Unternavigation

Swiss People’s Party

The Swiss People’s Party (SVP) advocates right wing, conservative social policy. After aligning their social policy closer to that of the centre parties in the 1970s, the party has been a prominent critic of social security since the 1990s.

Cantonal farmers’ parties united in 1921 to form the Farmers’, Burghers and Craftsmen Party (BGB) and became one of the four largest governing parties. The party won its first seat on the Federal Council in 1929 with Rudolf Minger. Being part of the ‘magic formula’, the BGB has had an informal claim to a seat on the Federal Council since 1959. The BGB represented a conservative worldview. The party's main focus was on agricultural and trade policy. In social policy, it held similar positions to those occupied by the two other bourgeois parties, the CVP and FDP.

In 1971, the BGB merged with the Democratic Parties of Glarus and Graubünden, thereby creating the Swiss People’s Party (SVP). With its programmatic reorientation towards the political centre, the party attempted to appeal to broader swathes of voters beyond its base of farmers and craftsmen. In the 1990s, the SVP developed into a business-oriented, right wing populist party under the influence of the Zurich section and party strategist, national councillor and future federal councillor, Christoph Blocher. SVP campaigns and referenda frequently set the tone of the political agenda, particularly in immigration policy, where the party took a restrictive course. It subsequently gained a larger share of the electorate and grew into the strongest party in the National Council in 2003.

The BGB and SVP both emphasised the principle of individual responsibility in social policy debates, without generally calling social security into question. Both parties upheld a conservative model of the family in which solidarity within the family was paramount. They also supported the three-pillar model in old age provision. The SVP has considered the limits of the welfare state to have been reached since the 1980s with the introduction of old age and survivors’ insurance (1947), disability insurance (1959), compulsory unemployment insurance (1976) and occupational old age provision (1985). It now sought the financial consolidation of social security and no further expansion of social policy in order to limit the burden to the economy.

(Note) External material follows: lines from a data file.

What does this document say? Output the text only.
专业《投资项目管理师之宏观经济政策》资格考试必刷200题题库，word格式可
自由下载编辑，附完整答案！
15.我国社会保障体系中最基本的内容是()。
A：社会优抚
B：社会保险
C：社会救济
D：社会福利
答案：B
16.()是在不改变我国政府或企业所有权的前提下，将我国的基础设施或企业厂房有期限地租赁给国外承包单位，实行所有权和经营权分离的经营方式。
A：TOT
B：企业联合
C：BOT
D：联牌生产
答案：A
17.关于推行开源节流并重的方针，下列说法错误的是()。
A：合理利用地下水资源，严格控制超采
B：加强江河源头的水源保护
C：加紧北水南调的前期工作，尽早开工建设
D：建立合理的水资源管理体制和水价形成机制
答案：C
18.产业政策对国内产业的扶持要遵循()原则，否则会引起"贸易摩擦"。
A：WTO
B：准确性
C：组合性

The SVP has been steering specific welfare state debates since 2000. On the one hand, it held the high proportion of foreign nationals to play a role in the insecure financial situation of social security. On the other, it drew attention to welfare fraud as an urgent problem and has been targeting IV pension recipients (debate on bogus disabilities) since 2000 as well as social welfare recipients since 2010.

The positions held by the SVP on social policy have been an important impact on social policy development in the recent decades. The SVP generally supported most social policy proposals until the ninth AHV revision of 1979. After its shift to right-wing populism, it launched or supported referenda against compulsory health insurance (1994), maternity insurance (1999 and 2004) and the harmonisation of family allowances (2006). Conversely, it has backed all legislative proposals cotaining cost reductions or reduced benefits in the domain of old age and survivors’ insurance, disability insurance and unemployment insurance.

Literatur / Bibliographie / Bibliografia / References: Mazzoleni Oscar (2008), Nationalisme et populisme en Suisse. La radicalisation de la „nouvelle“ UDC, Lausanne; Schweizerische Volkspartei (1990), Sozialstaat Schweiz, Bern; Canonica Alan (2013), Missbrauch und Reform. Dimensionen und Funktionen der Missbrauchsdebatten in der schweizerischen Invalidenversicherung aus historischer Perspektive, Schweizerische Zeitschrift für Soziale Arbeit, 13:12, 24–37; HLS / DHS / DSS: Schweizerische Volkspartei (SVP).